Don't hold your breath...


----------



## _martin (Mar 14, 2012)

fonz said:
			
		

> Don't hold your breath...



+1 for that .. There's no better text editor than vi(m).

But not to start flame or st., @dsbs you can also use ":x" instead of ":wq". Also have a look at vi cheat sheet.


----------



## dsbs (Mar 14, 2012)

Gentlemen

phoenix, fonz, matoatlantis,

Thank you very much for your help and gratitude.



*[ Do NOT use fonts, colors, or font sizes on this forum! - http://forums.freebsd.org/showthread.php?t=18043 - Mod. ]*


----------



## UNIXgod (Mar 14, 2012)

If you install vim located at editors/vim-lite it should have a program called vimtutor. when you invoke it it will teach you enough vi to be useful to you.

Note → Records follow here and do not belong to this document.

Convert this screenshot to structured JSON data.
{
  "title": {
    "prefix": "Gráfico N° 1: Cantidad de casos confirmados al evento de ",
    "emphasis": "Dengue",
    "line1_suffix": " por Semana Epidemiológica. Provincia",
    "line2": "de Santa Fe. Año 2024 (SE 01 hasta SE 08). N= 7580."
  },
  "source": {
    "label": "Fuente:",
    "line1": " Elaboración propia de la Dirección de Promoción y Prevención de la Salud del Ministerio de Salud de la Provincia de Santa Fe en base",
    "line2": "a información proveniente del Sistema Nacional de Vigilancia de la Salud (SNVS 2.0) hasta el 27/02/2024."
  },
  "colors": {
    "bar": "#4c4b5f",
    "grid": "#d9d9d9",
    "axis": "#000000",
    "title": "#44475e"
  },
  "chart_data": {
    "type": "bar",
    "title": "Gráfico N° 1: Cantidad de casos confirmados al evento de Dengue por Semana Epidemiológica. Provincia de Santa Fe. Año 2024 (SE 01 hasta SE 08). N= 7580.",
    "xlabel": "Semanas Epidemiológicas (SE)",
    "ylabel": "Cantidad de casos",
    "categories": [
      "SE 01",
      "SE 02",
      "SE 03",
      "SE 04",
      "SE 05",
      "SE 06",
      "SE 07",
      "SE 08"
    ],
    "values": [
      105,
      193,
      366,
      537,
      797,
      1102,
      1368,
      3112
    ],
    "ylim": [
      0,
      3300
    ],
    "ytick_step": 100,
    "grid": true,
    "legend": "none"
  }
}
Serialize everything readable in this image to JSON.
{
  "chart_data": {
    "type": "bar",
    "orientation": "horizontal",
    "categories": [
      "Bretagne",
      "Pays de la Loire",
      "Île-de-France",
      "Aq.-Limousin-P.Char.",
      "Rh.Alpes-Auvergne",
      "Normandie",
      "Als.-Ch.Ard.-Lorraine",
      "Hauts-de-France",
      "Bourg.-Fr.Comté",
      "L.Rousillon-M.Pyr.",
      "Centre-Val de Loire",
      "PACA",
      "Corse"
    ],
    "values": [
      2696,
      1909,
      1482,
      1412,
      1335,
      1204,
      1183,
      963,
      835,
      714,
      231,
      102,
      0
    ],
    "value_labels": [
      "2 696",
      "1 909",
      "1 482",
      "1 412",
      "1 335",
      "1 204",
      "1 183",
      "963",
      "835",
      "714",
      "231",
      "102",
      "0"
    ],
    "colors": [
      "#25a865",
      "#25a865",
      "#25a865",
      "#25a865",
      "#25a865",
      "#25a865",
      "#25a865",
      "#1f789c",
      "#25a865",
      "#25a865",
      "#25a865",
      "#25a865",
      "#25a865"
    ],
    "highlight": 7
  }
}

As pheonix mentioned ee() is there for people just starting. It may be a good scaffold for you until you get your vi() bearings.

Good luck!


----------



## throAU (Mar 15, 2012)

phoenix said:
			
		

> Better yet, forget vi exists, and just use ee(1).    You'll be better off for it.  vi needs to die.



If you know how to use vi, it is extremely fast as you rarely need to leave the home row.  EMACS needs to die.


----------